RAMS modeled differences between 1970 and 2005 summer daytime temperatures and winds in Coastal California

California summertime July to August (JJA) mean monthly air temperatures (1950-2005) were previously analyzed for two California air basins: South Coast (SoCAB) and the San Francisco Bay Area (SFBA), which extended into the Central Valley (CV). Daily Tmin and Tmax values were used to produce average monthly values and spatial distributions of and Tmax values trends for each air basin. Results showed concurrent cooling in coastal areas and warming at further inland areas. This pattern suggests that the regional-warming of inland areas resulted in increased coastal sea breeze activity.

The sea breeze hypothesis was now further investigated by use of RAMS mesoscale simulations, with a horizontal grid resolution of 4 km on an innermost grid over the SoCAB. Simulations of historical effects of global greenhouse gas increases and/or LULC changes on the SoCAB region during typical JJA conditions were also be investigated. Two sets of simulations, i.e., “present” (2002) and “past (1970 vegetation)” land-use and green house gas conditions, have been undertaken for the summertime period. Resulting monthly averaged 0000 UTC (= 5 PM PDST) wind and temperature changes (i.e., current minus past) were analyzed. The comparison of present and past climate conditions reflect significant increase in sea breeze and coastal cooling which supports the hypothesis that coastal cooling is a possible direct result of green house gas warming.

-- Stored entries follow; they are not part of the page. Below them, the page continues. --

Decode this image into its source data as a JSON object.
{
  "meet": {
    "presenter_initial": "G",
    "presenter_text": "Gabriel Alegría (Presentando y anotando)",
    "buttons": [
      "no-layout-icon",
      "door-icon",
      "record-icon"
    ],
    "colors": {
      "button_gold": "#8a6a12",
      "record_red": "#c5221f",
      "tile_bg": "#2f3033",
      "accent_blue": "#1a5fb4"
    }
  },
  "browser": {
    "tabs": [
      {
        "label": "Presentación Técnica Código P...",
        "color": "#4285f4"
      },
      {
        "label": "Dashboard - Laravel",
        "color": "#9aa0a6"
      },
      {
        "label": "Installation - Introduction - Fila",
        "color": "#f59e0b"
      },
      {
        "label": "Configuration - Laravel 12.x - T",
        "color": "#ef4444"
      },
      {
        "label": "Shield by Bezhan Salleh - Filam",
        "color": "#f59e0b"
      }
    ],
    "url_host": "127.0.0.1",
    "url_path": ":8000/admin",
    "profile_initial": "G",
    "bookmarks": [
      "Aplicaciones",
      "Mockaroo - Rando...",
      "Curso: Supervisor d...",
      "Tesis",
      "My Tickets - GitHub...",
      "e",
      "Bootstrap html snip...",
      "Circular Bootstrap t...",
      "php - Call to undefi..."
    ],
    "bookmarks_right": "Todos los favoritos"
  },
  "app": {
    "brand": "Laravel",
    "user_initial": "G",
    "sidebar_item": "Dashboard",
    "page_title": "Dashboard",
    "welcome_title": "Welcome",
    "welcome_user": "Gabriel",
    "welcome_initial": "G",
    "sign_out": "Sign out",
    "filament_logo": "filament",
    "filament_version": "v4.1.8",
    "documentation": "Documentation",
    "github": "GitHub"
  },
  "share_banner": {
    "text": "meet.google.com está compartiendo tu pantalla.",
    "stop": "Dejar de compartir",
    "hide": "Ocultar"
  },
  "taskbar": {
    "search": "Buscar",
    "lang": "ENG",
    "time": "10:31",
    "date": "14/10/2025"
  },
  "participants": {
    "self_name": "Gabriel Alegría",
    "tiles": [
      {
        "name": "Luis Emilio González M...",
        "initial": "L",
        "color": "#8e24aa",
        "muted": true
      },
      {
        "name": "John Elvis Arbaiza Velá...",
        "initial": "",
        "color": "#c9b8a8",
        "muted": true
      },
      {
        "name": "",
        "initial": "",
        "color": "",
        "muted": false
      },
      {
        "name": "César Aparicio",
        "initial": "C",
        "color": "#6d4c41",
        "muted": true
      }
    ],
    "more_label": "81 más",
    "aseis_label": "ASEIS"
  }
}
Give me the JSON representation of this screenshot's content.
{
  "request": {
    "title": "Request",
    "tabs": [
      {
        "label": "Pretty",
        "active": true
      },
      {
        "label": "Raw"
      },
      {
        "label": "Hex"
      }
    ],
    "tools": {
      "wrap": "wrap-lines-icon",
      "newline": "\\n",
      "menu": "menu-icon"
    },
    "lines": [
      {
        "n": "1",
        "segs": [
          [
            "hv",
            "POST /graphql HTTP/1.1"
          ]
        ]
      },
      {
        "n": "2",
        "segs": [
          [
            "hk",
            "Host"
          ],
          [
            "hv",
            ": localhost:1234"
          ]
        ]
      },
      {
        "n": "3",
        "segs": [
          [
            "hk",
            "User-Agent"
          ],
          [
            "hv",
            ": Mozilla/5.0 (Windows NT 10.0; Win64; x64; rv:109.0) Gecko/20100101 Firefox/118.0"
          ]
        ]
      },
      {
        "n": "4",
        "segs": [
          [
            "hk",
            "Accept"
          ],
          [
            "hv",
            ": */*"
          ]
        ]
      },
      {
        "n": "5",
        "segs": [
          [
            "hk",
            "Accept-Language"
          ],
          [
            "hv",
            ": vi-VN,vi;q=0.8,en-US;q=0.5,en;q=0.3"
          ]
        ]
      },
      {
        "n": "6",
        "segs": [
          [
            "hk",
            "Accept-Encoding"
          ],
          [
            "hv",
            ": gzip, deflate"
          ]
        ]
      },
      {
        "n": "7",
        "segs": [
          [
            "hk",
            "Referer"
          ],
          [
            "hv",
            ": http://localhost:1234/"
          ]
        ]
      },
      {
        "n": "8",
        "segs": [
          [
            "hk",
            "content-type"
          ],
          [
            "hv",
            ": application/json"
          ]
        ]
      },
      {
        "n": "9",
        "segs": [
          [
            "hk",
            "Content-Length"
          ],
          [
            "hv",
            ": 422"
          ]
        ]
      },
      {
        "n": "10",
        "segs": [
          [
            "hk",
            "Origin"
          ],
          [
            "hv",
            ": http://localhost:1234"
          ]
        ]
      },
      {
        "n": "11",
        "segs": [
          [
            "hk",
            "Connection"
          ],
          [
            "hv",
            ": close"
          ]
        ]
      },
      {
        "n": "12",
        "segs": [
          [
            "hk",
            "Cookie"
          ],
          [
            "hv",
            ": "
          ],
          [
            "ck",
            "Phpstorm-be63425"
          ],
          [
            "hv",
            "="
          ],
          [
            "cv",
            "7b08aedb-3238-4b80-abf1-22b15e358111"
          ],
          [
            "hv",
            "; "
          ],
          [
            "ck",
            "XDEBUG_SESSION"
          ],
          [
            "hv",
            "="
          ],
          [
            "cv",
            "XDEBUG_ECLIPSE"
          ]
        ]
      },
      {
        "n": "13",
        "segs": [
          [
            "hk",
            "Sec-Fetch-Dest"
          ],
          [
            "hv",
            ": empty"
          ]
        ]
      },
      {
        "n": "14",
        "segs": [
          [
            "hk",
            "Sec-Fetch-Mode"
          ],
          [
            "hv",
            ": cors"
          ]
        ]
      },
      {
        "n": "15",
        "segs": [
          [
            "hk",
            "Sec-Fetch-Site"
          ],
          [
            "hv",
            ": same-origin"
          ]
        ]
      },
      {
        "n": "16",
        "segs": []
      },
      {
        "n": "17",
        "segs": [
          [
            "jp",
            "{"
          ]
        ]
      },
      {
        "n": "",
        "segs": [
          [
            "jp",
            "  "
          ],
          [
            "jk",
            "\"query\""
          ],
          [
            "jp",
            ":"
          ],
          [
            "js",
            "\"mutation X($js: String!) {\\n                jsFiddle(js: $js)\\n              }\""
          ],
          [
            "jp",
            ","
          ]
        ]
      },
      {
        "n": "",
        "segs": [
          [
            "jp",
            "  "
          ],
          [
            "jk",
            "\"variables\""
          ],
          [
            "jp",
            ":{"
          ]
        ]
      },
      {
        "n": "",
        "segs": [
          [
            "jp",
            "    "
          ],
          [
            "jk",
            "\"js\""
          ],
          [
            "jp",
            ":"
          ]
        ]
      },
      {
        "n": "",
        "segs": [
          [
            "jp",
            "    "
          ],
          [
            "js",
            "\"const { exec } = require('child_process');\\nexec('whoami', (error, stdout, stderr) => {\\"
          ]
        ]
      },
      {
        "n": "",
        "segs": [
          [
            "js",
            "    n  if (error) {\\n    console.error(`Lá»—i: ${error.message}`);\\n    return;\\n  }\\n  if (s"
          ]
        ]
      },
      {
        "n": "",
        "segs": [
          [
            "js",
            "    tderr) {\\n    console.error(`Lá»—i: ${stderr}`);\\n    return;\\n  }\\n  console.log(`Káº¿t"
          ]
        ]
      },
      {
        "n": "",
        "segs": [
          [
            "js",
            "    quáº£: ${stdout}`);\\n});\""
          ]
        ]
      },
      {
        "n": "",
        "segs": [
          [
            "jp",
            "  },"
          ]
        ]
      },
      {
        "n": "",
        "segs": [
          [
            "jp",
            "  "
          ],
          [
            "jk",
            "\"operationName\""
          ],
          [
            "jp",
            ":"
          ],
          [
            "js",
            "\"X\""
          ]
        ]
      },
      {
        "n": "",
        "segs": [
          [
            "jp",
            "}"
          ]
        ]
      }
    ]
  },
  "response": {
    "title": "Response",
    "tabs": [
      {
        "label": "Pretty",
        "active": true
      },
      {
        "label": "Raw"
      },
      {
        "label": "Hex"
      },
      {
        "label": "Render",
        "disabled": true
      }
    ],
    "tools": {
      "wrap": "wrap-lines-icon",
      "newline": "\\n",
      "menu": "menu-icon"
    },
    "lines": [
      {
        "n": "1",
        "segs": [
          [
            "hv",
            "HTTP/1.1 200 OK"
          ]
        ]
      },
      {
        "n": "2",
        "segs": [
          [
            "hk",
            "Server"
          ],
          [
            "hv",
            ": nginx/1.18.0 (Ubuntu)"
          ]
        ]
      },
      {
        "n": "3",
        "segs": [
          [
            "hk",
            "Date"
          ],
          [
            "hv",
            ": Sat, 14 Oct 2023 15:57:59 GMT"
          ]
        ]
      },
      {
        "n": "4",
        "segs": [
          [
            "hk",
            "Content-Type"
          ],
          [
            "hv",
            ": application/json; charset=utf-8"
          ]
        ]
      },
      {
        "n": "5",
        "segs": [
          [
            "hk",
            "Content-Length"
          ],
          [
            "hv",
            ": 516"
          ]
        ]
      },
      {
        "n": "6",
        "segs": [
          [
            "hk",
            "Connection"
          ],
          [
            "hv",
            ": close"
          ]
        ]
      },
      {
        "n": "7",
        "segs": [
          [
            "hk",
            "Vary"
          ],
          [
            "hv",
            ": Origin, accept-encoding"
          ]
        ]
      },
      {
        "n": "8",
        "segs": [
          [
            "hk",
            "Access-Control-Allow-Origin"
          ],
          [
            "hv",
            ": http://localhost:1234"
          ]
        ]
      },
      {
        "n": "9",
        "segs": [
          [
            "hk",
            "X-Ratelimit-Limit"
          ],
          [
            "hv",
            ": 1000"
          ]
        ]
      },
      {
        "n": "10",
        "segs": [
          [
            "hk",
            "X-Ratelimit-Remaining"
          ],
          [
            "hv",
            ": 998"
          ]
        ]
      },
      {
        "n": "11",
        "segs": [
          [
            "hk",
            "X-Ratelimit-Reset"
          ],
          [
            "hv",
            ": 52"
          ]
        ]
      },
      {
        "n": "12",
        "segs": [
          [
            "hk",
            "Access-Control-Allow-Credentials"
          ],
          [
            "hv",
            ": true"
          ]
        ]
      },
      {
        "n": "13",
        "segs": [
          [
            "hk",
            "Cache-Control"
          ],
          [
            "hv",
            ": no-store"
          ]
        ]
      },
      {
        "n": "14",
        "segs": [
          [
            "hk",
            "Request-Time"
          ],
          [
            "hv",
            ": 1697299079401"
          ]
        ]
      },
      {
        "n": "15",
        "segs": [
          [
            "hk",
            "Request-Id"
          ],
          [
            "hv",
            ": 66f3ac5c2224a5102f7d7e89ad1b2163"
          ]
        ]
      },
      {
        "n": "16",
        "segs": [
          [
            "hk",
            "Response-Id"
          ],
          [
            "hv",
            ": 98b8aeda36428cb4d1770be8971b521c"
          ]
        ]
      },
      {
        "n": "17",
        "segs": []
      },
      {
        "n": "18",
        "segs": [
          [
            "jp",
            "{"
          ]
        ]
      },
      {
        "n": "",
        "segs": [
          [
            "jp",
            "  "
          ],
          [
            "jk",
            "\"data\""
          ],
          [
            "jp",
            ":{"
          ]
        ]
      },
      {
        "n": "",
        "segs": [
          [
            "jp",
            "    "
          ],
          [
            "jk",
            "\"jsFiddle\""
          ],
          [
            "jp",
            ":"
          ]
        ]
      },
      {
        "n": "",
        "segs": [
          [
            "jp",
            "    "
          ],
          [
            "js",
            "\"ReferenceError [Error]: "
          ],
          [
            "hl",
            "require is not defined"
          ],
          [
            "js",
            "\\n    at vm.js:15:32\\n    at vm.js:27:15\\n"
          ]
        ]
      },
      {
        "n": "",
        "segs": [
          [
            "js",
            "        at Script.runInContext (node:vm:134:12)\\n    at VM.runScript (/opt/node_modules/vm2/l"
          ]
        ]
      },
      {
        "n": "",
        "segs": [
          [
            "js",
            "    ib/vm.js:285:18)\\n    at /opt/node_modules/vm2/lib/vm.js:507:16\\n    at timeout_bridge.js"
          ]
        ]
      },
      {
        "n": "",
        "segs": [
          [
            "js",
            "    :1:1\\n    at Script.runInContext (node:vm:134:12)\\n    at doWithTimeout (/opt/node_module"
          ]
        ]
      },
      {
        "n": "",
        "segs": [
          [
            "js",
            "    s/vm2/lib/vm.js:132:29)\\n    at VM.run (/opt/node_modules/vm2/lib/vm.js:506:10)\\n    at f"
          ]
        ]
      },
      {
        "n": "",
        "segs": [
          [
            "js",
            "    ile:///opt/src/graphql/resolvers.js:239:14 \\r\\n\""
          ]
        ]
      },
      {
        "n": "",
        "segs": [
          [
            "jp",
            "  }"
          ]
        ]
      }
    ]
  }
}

These results provide an increased understanding of past and present trends of summer daytime temperatures and of impacts from global and mesoscale (e.g., marine, land use, and topographic) physical processes in coastal environments.

Coastal cooling could impact summer daytime ozone levels, water supply, fossil-fuel use, agricultural production, and human thermal-stress levels. This “reverse-reaction” effect could exist in other coastal regions, while other types of local reverse-reactions may also exist worldwide.